A $39 army green parka emblazoned with the words “I really don’t care, do u?”, worn on a visit to a migrant camp undertaken amid her husband’s administration riding out a storm concerning its zero tolerance policy on immigration… Has any single jacket ever provoked such wild speculation regarding its greater significance, in the history of jackets? Unlikely. But what did it mean? Was Melania telling us she didn’t care for her husband’s harsh immigration policy? Or the child migrants, she was faking concern over their fate? Or the press, that she didn’t care what they thought of her, her actions, or their interminable attempts to gain greater understanding of her psyche, by clumsily decoding her wardrobe choices like I am doing right now? Official spokespeople claimed it was none of the above, that it was merely a jacket.

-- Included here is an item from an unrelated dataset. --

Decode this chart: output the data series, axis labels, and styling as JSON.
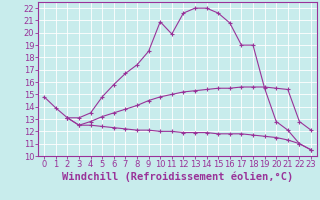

Anonymous sources said it was more likely intended as an undermining of her daughter-in-law Ivanka Trump’s persistent efforts to align herself with the most likable aspects of Donald Trump’s presidency. Months later, Melania herself would tell an ABC News interviewer she thought it “obvious” that the jacket was nothing more than a jacket “to go on and off the plane”.

A suit, tie and Panama hat on visiting the Sphinx and the pyramids

October 2018

This outfit subtly invokes memories of Princess Diana, writes Polly Vernon Credit: Carolyn Kaster/AP

How else to ensure you scene-steal from one of the seven wonders of the world, while simultaneously quietly invoking memories of Princess Diana, alone, outside the Taj Mahal, and (just possibly) berating your husband over some private slight?